When you are given scenarios that go against your beliefs – The most egregious example of this is the recent case of a college professor  at Florida Atlantic University asking their class to write the name of Jesus on a piece of paper and then place that paper on the floor and step on it. Do you think any college would do this with the name of Mohammed?

This exercise was from a textbook (surprised?) and the class was supposed to discuss the importance of symbols in culture after completing this fun activity. This right here is a perfect example of an outright hostility to Christians. If anyone objects to this and refuses, like student Ryan Rotela did, they are suspended or generally looked down on. This weird predilection for making Christians look crazy or denigrating our religion at the expense of any other religion is not something I ever want my daughter to be faced with, but if she is I fully expect her to stand up for her beliefs regardless of the cost. I will always stand beside her for doing what is right and I want her to be fully confident in how we feel about this and expect her to act if she ever encounters something similar.

Your (our family’s) personal information

There is a growing list of examples where children are asked to collect information about their families socioeconomic status, habits and background. None of this information is necessary for the proper education of children and is only used to gain information using the child who doesn’t know better or who may be afraid to question anything they are told to do by their teachers. Surveys that ask information like what we may have in our home (guns), what our ages, occupation, health status, political philosophy, and education level have no bearing on the transfer of information to my child so anything like this is off limits to me and should be discussed with us first.
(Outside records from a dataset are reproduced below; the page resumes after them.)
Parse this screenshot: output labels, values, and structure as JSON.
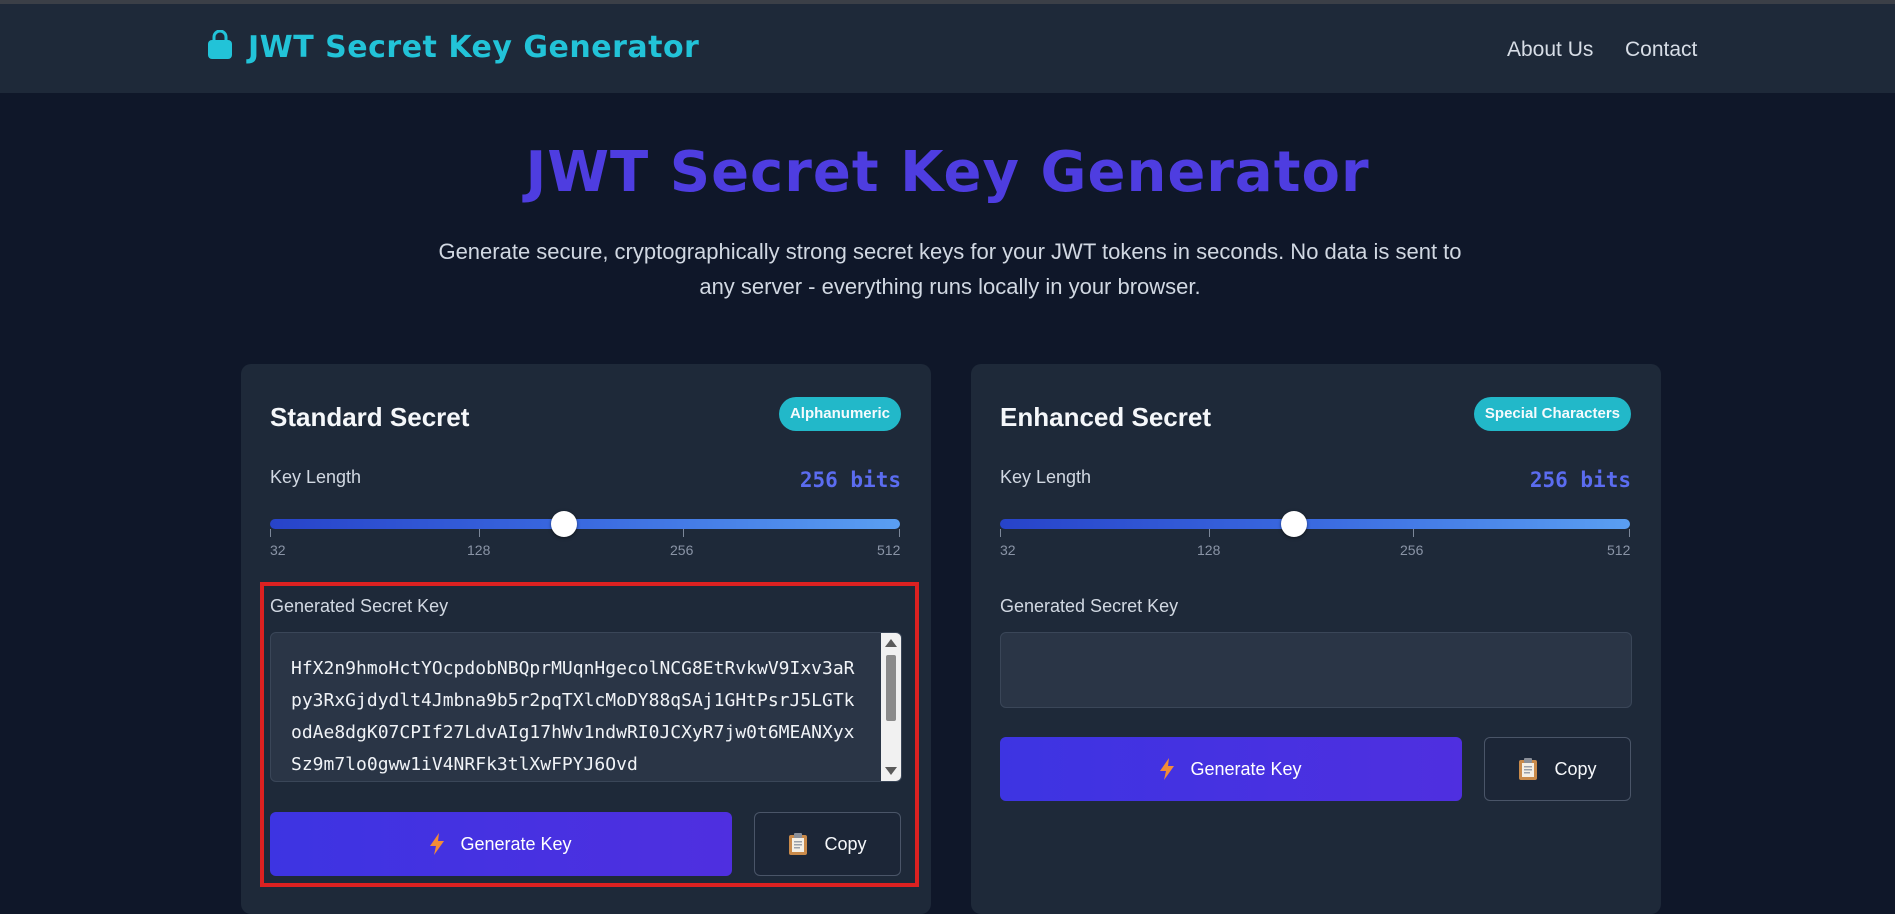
{
  "navbar": {
    "brand": "JWT Secret Key Generator",
    "links": [
      "About Us",
      "Contact"
    ]
  },
  "hero": {
    "title": "JWT Secret Key Generator",
    "subtitle": "Generate secure, cryptographically strong secret keys for your JWT tokens in seconds. No data is sent to any server - everything runs locally in your browser."
  },
  "standard": {
    "title": "Standard Secret",
    "badge": "Alphanumeric",
    "key_length_label": "Key Length",
    "bits": "256 bits",
    "slider_value_bits": 256,
    "ticks": [
      "32",
      "128",
      "256",
      "512"
    ],
    "generated_label": "Generated Secret Key",
    "key_value": "HfX2n9hmoHctYOcpdobNBQprMUqnHgecolNCG8EtRvkwV9Ixv3aRpy3RxGjdydlt4Jmbna9b5r2pqTXlcMoDY88qSAj1GHtPsrJ5LGTkodAe8dgK07CPIf27LdvAIg17hWv1ndwRI0JCXyR7jw0t6MEANXyxSz9m7lo0gww1iV4NRFk3tlXwFPYJ6Ovd",
    "generate_label": "Generate Key",
    "copy_label": "Copy"
  },
  "enhanced": {
    "title": "Enhanced Secret",
    "badge": "Special Characters",
    "key_length_label": "Key Length",
    "bits": "256 bits",
    "slider_value_bits": 256,
    "ticks": [
      "32",
      "128",
      "256",
      "512"
    ],
    "generated_label": "Generated Secret Key",
    "key_value": "",
    "generate_label": "Generate Key",
    "copy_label": "Copy"
  },
  "colors": {
    "accent": "#22c3d8",
    "hero": "#4e3de0",
    "button": "#3d34e2",
    "highlight": "#dc2121"
  }
}
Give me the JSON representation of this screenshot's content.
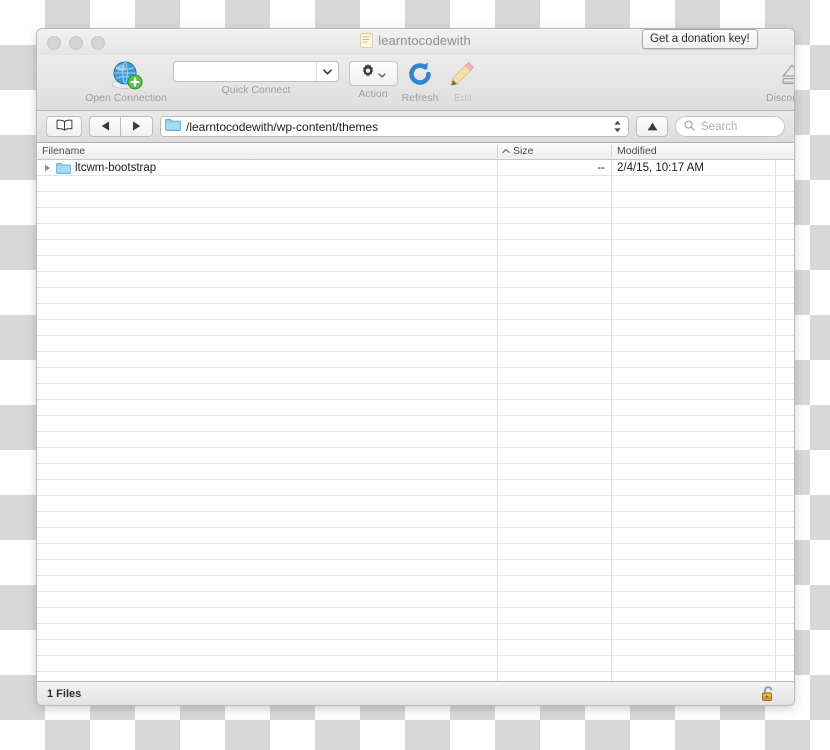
{
  "window": {
    "title": "learntocodewith",
    "title_icon": "app-document-icon",
    "traffic_lights": [
      "close-button",
      "minimize-button",
      "zoom-button"
    ]
  },
  "donation": {
    "label": "Get a donation key!"
  },
  "toolbar": {
    "items": [
      {
        "name": "open-connection",
        "label": "Open Connection",
        "icon": "globe-plus-icon",
        "enabled": true
      },
      {
        "name": "action",
        "label": "Action",
        "icon": "gear-icon",
        "enabled": true
      },
      {
        "name": "refresh",
        "label": "Refresh",
        "icon": "refresh-icon",
        "enabled": true
      },
      {
        "name": "edit",
        "label": "Edit",
        "icon": "pencil-icon",
        "enabled": false
      },
      {
        "name": "disconnect",
        "label": "Disconnect",
        "icon": "eject-icon",
        "enabled": true
      }
    ],
    "quick_connect": {
      "label": "Quick Connect",
      "value": "",
      "placeholder": ""
    }
  },
  "navbar": {
    "bookmark_icon": "book-icon",
    "back_icon": "triangle-left-icon",
    "forward_icon": "triangle-right-icon",
    "path_icon": "folder-icon",
    "path": "/learntocodewith/wp-content/themes",
    "stepper_icon": "stepper-updown-icon",
    "up_icon": "triangle-up-icon",
    "search": {
      "icon": "search-icon",
      "value": "",
      "placeholder": "Search"
    }
  },
  "columns": {
    "filename": "Filename",
    "size": "Size",
    "modified": "Modified",
    "sort_indicator": "chevron-up-icon"
  },
  "files": [
    {
      "name": "ltcwm-bootstrap",
      "size": "--",
      "modified": "2/4/15, 10:17 AM",
      "icon": "folder-icon",
      "disclosure": "triangle-right-icon"
    }
  ],
  "empty_row_count": 31,
  "statusbar": {
    "text": "1 Files",
    "lock_icon": "padlock-icon"
  },
  "colors": {
    "folder_blue": "#7cc7e8",
    "accent_blue": "#2e7fc4",
    "window_chrome": "#ececec",
    "lock_gold": "#c89334"
  }
}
More serious is if they ask for any type of biometric data – blood samples, fingerprint, voice recording, eye scan, DNA samples as part of school program is not something I would allow. To counter this, some schools have been caught simply making the child submit without notifying the parents. There are far too many examples of privacy invasions with information we thought was secure. I don’t want anything as personal as eye scans being in the hands of some school system database.
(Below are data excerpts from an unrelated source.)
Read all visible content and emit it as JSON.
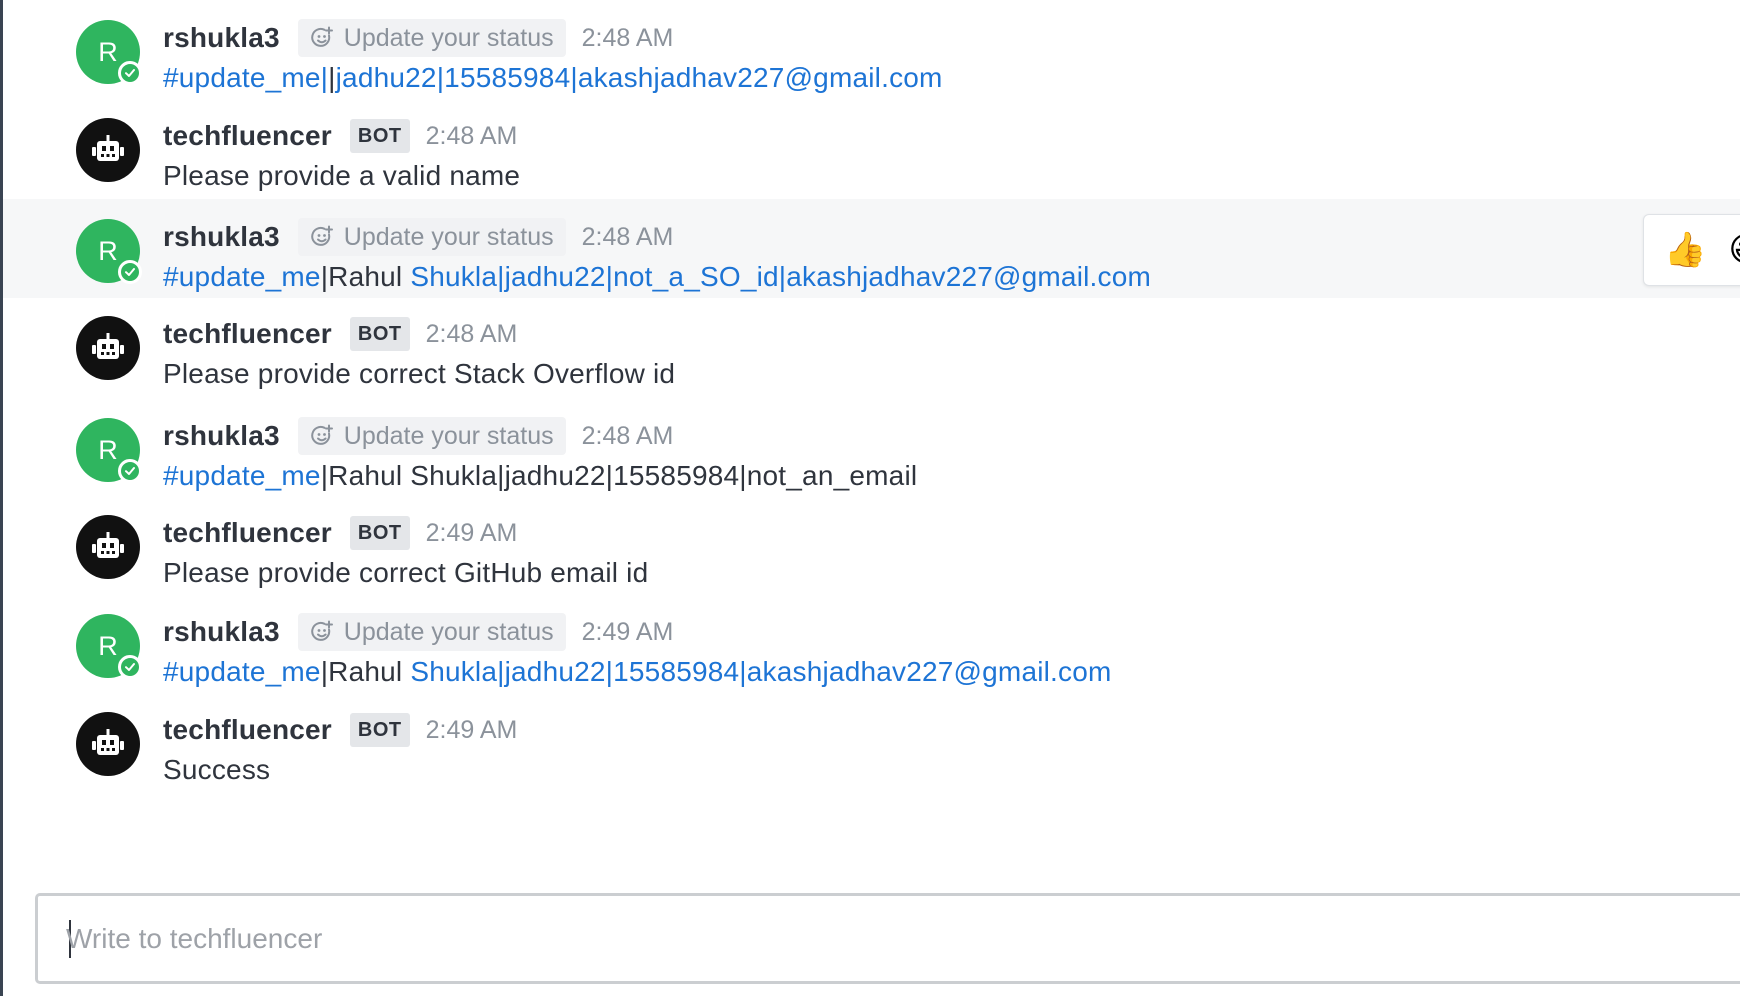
{
  "messages": [
    {
      "sender": "rshukla3",
      "type": "user",
      "avatar_initial": "R",
      "status_label": "Update your status",
      "time": "2:48 AM",
      "parts": [
        {
          "text": "#update_me|",
          "link": true
        },
        {
          "text": "|",
          "link": false
        },
        {
          "text": "jadhu22|15585984|akashjadhav227@gmail.com",
          "link": true
        }
      ]
    },
    {
      "sender": "techfluencer",
      "type": "bot",
      "badge": "BOT",
      "time": "2:48 AM",
      "parts": [
        {
          "text": "Please provide a valid name",
          "link": false
        }
      ]
    },
    {
      "sender": "rshukla3",
      "type": "user",
      "avatar_initial": "R",
      "status_label": "Update your status",
      "time": "2:48 AM",
      "hovered": true,
      "parts": [
        {
          "text": "#update_me",
          "link": true
        },
        {
          "text": "|Rahul ",
          "link": false
        },
        {
          "text": "Shukla|jadhu22|not_a_SO_id|akashjadhav227@gmail.com",
          "link": true
        }
      ]
    },
    {
      "sender": "techfluencer",
      "type": "bot",
      "badge": "BOT",
      "time": "2:48 AM",
      "parts": [
        {
          "text": "Please provide correct Stack Overflow id",
          "link": false
        }
      ]
    },
    {
      "sender": "rshukla3",
      "type": "user",
      "avatar_initial": "R",
      "status_label": "Update your status",
      "time": "2:48 AM",
      "parts": [
        {
          "text": "#update_me",
          "link": true
        },
        {
          "text": "|Rahul Shukla|jadhu22|15585984|not_an_email",
          "link": false
        }
      ]
    },
    {
      "sender": "techfluencer",
      "type": "bot",
      "badge": "BOT",
      "time": "2:49 AM",
      "parts": [
        {
          "text": "Please provide correct GitHub email id",
          "link": false
        }
      ]
    },
    {
      "sender": "rshukla3",
      "type": "user",
      "avatar_initial": "R",
      "status_label": "Update your status",
      "time": "2:49 AM",
      "parts": [
        {
          "text": "#update_me",
          "link": true
        },
        {
          "text": "|Rahul ",
          "link": false
        },
        {
          "text": "Shukla|jadhu22|15585984|akashjadhav227@gmail.com",
          "link": true
        }
      ]
    },
    {
      "sender": "techfluencer",
      "type": "bot",
      "badge": "BOT",
      "time": "2:49 AM",
      "parts": [
        {
          "text": "Success",
          "link": false
        }
      ]
    }
  ],
  "reaction_toolbar": {
    "reactions": [
      "👍",
      "😀"
    ]
  },
  "composer": {
    "placeholder": "Write to techfluencer",
    "value": ""
  },
  "colors": {
    "user_avatar": "#2fb55f",
    "bot_avatar": "#111111",
    "link": "#1d74d5",
    "text": "#2f343d",
    "muted": "#8b929b"
  },
  "icons": {
    "status": "smiley-plus-icon",
    "presence": "online-check-icon",
    "bot_avatar": "robot-icon"
  }
}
I am sure I can think of other examples, but these are just off the top of my head. I didn’t get into safety as that could be an entire post by itself. My goal is to give my children some of the perspective I have but more importantly know my reasoning. I want nothing but the best for our children and by sharing concerns I have that they may not have considered I will ensure they know what to do when faced with situations like this in the future. I may not be able to be with them at all times, but they can know what I would want them to do.